Abstract
Credit score models have been successfully applied in a traditional credit card industry and by mortgage firms to determine defaulting customer from the non-defaulting customer. In the light of growing competition in the microfinance industry, over-indebtedness and other factors, the industry has come under increased regulatory supervision. Our study provides evidence from a large microfinance institutions (MFI) in India, and we have applied both the credit scoring method and neural network (NN) method and compared the results. In this article, we demonstrate the capability of credit scoring models for an Indian-based microfinance firm in terms of predicting default probability as well the relative importance of each of its associated drivers. A logistic regression model and NN have been used as the predictive analytic tools for sifting the key drivers of default.
Introduction
As a sequel to the microfinance crisis which took place in Andhra Pradesh in India in October 2010, the microfinance institutions (MFIs) in India have come under stringent regulations. Among other things, the regulators have sought to put a cap on the interest margins that MFIs can receive from their operations. Given this fact, assessment of credit risk in any MFI assumes great relevance. The Indian microfinance industry is also in that critical growth phase where they are attempting to make the transition from non-profit making entities to profit making enterprises, capable of economic viability over the years to come. Increasing awareness of investors and lenders to commercial viability, growing competition and shrinking returns in the microfinance market are the key factors forcing MFIs to improve the efficiency of their lending operations. It is in this context predicting credit default looms large. Predictive analytic models are being used to estimate probability of default as well as differentiating defaulters from non-defaulters of loan in terms of important characteristics/variables. To our knowledge, no study relating to risk measurement in microfinance sector, pertaining to India, has used credit scoring methodology.

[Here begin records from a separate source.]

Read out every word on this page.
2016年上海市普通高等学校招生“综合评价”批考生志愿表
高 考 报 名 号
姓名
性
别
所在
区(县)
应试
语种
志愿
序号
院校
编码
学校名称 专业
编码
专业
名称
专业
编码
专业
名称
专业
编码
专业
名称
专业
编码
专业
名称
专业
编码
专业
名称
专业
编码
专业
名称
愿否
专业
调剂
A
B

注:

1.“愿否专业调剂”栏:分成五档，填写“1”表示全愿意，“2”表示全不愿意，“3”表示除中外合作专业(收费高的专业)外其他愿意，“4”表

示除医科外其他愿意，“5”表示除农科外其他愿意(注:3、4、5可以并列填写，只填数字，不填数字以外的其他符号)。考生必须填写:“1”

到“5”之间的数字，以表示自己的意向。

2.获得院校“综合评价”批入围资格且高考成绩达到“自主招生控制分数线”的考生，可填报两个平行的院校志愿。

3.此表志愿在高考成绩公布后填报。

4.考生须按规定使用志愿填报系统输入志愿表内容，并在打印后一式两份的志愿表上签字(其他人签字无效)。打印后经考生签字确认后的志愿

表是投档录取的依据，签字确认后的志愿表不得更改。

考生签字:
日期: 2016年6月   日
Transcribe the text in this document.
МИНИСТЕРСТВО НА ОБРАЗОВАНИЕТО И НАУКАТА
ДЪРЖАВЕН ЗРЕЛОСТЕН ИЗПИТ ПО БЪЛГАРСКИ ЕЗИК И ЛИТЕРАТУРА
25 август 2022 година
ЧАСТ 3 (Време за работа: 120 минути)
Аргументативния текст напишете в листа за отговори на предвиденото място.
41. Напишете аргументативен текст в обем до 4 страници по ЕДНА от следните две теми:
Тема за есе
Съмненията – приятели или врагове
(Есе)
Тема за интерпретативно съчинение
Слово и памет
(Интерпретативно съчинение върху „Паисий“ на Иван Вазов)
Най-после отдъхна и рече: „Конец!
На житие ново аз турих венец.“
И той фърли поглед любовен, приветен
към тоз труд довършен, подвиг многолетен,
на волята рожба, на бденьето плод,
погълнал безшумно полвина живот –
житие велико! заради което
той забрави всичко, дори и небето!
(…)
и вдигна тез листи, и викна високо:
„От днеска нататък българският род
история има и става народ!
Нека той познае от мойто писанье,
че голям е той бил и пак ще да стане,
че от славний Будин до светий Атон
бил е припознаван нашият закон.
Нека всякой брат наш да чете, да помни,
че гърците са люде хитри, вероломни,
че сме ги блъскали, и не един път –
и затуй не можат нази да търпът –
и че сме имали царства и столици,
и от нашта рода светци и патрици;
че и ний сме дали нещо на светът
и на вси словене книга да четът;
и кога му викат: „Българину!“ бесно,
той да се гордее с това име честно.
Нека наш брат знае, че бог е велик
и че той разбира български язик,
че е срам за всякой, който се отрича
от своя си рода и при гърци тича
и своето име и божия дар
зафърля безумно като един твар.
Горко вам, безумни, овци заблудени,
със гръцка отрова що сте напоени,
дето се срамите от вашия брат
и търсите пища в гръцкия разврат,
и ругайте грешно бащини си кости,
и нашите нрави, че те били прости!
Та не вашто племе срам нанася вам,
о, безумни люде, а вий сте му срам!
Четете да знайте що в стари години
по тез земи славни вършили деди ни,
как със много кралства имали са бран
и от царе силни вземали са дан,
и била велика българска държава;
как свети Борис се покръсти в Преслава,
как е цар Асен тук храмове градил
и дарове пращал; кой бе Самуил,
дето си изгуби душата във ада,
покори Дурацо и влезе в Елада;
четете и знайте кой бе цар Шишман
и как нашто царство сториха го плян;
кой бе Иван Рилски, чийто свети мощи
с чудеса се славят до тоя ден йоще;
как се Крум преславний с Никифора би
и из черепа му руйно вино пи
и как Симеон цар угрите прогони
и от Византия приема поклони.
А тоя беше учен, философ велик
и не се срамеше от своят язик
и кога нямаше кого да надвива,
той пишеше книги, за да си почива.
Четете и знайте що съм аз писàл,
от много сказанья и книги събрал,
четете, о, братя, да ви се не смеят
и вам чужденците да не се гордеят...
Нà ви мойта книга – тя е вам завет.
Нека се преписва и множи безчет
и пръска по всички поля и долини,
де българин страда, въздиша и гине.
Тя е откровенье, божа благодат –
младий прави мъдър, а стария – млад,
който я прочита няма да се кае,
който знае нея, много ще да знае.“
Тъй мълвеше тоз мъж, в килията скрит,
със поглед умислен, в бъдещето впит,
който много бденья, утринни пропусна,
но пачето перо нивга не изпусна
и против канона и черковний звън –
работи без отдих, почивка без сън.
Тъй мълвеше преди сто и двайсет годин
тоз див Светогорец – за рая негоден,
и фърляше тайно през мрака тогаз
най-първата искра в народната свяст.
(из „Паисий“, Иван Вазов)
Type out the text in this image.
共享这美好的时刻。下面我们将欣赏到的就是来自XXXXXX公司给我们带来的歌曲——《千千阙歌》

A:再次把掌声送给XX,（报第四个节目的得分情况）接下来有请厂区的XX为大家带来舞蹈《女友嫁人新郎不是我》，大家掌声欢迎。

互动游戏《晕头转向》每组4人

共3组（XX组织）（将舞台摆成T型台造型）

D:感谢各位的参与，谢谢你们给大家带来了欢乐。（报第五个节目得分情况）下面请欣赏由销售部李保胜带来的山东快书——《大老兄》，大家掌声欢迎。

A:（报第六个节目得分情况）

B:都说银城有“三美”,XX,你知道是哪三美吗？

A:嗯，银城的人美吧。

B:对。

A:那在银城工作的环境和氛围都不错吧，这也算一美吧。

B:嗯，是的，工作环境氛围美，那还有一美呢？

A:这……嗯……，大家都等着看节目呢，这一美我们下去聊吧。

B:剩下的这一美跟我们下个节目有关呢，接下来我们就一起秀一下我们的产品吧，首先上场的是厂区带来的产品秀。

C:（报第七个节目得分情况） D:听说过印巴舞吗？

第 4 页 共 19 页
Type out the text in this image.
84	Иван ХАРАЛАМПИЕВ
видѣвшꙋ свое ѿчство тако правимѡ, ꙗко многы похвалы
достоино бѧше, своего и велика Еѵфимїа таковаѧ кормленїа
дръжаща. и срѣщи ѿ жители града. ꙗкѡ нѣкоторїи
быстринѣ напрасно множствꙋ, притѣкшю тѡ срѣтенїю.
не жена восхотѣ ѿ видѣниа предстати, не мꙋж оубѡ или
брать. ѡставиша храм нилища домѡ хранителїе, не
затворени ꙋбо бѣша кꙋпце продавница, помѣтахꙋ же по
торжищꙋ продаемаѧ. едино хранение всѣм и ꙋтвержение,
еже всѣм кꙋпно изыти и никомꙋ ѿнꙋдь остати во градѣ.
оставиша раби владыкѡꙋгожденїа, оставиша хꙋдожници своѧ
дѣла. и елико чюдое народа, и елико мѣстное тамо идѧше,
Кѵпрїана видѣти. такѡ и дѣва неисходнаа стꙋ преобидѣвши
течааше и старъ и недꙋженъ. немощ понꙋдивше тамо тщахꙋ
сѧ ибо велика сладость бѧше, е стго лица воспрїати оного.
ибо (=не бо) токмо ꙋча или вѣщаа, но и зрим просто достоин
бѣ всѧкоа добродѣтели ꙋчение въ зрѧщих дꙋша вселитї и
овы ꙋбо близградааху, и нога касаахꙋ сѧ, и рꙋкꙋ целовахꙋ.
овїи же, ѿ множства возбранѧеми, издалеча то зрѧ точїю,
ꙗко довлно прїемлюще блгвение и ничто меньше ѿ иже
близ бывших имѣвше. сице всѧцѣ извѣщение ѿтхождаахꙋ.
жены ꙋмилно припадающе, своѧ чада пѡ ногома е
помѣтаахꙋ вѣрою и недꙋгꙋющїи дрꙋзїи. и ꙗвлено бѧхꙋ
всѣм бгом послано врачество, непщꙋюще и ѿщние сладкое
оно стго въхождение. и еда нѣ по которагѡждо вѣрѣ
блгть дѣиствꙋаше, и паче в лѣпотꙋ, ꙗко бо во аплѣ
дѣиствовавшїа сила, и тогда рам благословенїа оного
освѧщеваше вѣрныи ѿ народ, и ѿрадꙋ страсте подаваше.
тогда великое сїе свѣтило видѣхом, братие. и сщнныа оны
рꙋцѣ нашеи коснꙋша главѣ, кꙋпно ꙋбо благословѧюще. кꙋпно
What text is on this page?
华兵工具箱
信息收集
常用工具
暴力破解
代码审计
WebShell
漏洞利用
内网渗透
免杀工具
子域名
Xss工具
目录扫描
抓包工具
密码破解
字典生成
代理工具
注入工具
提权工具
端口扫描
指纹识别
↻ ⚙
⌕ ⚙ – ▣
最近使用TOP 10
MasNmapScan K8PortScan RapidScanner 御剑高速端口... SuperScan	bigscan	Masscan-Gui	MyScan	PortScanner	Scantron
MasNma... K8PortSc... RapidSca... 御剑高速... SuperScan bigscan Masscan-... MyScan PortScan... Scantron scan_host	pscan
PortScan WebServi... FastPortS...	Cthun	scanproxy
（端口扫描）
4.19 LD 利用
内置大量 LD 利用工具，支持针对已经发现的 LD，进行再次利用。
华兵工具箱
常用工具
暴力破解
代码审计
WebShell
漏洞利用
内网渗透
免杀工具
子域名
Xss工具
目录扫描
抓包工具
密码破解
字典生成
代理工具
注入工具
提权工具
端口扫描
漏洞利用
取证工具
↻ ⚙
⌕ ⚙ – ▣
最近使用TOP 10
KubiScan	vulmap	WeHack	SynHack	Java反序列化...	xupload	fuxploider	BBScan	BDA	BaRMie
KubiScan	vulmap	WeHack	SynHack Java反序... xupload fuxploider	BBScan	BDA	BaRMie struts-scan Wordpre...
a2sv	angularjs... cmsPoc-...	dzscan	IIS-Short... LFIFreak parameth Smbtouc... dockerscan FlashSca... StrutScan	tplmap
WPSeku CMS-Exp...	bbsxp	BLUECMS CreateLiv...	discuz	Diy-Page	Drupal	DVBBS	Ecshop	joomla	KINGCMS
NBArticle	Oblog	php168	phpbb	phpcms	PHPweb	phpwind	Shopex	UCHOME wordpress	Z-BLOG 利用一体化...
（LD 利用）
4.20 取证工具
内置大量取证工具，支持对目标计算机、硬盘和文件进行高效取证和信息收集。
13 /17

Credit scoring models envisage quantitative analysis of parameters of past data on loans to predict the future in terms of default probability assuming in future also the same parameters hold true. The models in this regard do two things. First, they predict the probability of default, and second, they provide a classification table giving defaulters and non-defaulters predicted by the model alongside the actual defaulters and non-defaulters thus enabling us to evaluate the efficacy of the predictive power of the model used. Scoring models primarily rely on the use of enormous computing power available today to predict and classify probability of defaulters using advanced statistical techniques.
Review of Literature
According to Lewis (1992), Credit scoring models are built using statistical techniques that assign points to the variables that are part of a credit system for deciding to give loan or not. These models require identifying characteristics that may facilitate the differentiation of the potential credit defaulters from the non-defaulters.
One of the earliest studies that applied credit scoring models for microfinance is Vigano (1993). Empirical evidence in this area is rather limited, particularly with respect to developing countries. Saunders (1999) focussed on the use of credit score for the purpose of classifying credit categories into prompt payers, insolvent, good or bad and desirable or not. This classification can help the credit analyst whether to grant the requested credit or not. Schreiner (2000) demonstrates that scoring model does have a role to play in microfinance. Although models will not be a substitute for the judgement and sound personal knowledge of loan officers or loan groups with regard to characteristics that differentiate a defaulter from a non-defaulter, they can certainly improve estimates of risk thus predict probability of a loan default. Thomas (2000) explained the differences that exist between the models of credit approval and behavioural scoring. While the primary aim of the credit approval models is to estimate the probability of a new credit applicant becoming insolvent with the institution in a particular time horizon, the behavioural scoring models aim to estimate the probability of a client’s insolvency that already has availed credit facility from the institution.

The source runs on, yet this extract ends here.